Dr. Clovis Maksoud, former diplomat, professor, editor, writer, and humanistic thinker, died May 15, 2016, at Washington Hospital Center, in Washington DC, as a result of severe cerebral hemorrhage. His life journey took him from the U.S., to the Middle-East, Europe, Africa, and Southeast Asia.
In 1918, at the end of World War I, the Ottoman Empire collapsed and the Levant fell under French and British mandates. Throughout the Arab World resistance to the foreign occupation stimulated the birth of new national movements. A wave of fresh Arab ideals rushed through the schools, colleges and universities of Aleppo, Beirut, Damascus, and Jerusalem. It is during this unprecedented surge in democratic and social aspirations that Clovis Maksoud was born in 1926, in Oklahoma, to American Lebanese parents.
At the start of World War II in 1939, he was a student at Beirut’s renowned Chouwaifat high school where a group of passionate teachers nurtured his nascent ideals. When Clovis Maksoud enrolled in 1944 at the American University of Beirut, Lebanon was on its way to gain its independence from France. AUB was at the time widely viewed as the cauldron of liberal Arab ideas. During his years at AUB he was greatly influenced by the forward-thinking intellect and pan-Arab ideals of Professor Constantine Zuraik. During that time World War II’s ripples shook the Middle East, tore up Palestine, and destroyed the area’s intertwined political and historical fabric.
After graduating from AUB in 1948, he traveled to study law in the United States where he received his J.D. from George Washington University. In 1951, Supreme Court Justice William O. Douglas introduced him to Rosemary Curry. They were married in 1951 and had one child, Elizabeth.
Upon Clovis Maksoud’s return to Lebanon in the mid-1950s he became actively involved in democratic and social reforms. The aftermath of 1956 Suez War greatly marked him.

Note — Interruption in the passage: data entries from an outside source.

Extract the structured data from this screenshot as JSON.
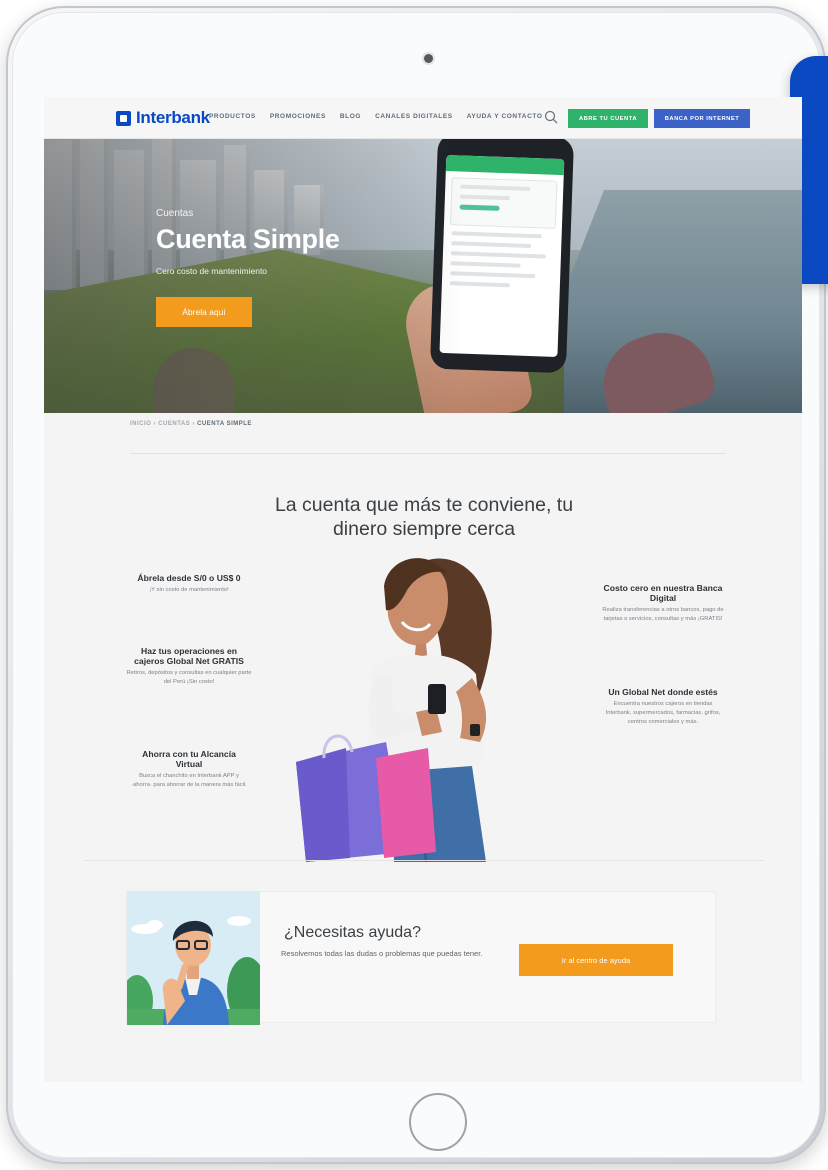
{
  "brand": {
    "name": "Interbank",
    "blue": "#0a49c2",
    "green": "#2fb36b",
    "orange": "#f29b1c"
  },
  "nav": {
    "items": [
      "PRODUCTOS",
      "PROMOCIONES",
      "BLOG",
      "CANALES DIGITALES",
      "AYUDA Y CONTACTO"
    ],
    "search_icon": "search-icon",
    "cta_green": "ABRE TU CUENTA",
    "cta_blue": "BANCA POR INTERNET"
  },
  "hero": {
    "eyebrow": "Cuentas",
    "title": "Cuenta Simple",
    "subtitle": "Cero costo de mantenimiento",
    "button": "Ábrela aquí"
  },
  "breadcrumb": {
    "items": [
      "INICIO",
      "CUENTAS"
    ],
    "current": "CUENTA SIMPLE",
    "separator": " › "
  },
  "heading": {
    "line1": "La cuenta que más te conviene, tu",
    "line2": "dinero siempre cerca"
  },
  "features_left": [
    {
      "title": "Ábrela desde S/0 o US$ 0",
      "desc": "¡Y sin costo de mantenimiento!"
    },
    {
      "title": "Haz tus operaciones en cajeros Global Net GRATIS",
      "desc": "Retiros, depósitos y consultas en cualquier parte del Perú ¡Sin costo!"
    },
    {
      "title": "Ahorra con tu Alcancía Virtual",
      "desc": "Busca el chanchito en Interbank APP y ·ahorra· para ahorrar de la manera más fácil."
    }
  ],
  "features_right": [
    {
      "title": "Costo cero en nuestra Banca Digital",
      "desc": "Realiza transferencias a otros bancos, pago de tarjetas o servicios, consultas y más ¡GRATIS!"
    },
    {
      "title": "Un Global Net donde estés",
      "desc": "Encuentra nuestros cajeros en tiendas Interbank, supermercados, farmacias, grifos, centros comerciales y más."
    }
  ],
  "help": {
    "title": "¿Necesitas ayuda?",
    "desc": "Resolvemos todas las dudas o problemas que puedas tener.",
    "button": "Ir al centro de ayuda"
  }
}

It anchored his political commitment and made him an enthusiastic advocate of Arab unity and a vigorous defender of Palestinian rights.
His writings and pan-Arab ideals led to his nomination in 1961 as Ambassador of the Arab League to India and South East Asia. For the duration of his term, Clovis Maksoud played a pivotal role in establishing closer relations between India and the Arab World. In response to the growing tensions of the Cold War, India stood as an outspoken advocate of the interests of the non-aligned countries and showed its unequivocal support of Arab causes and Palestinian rights.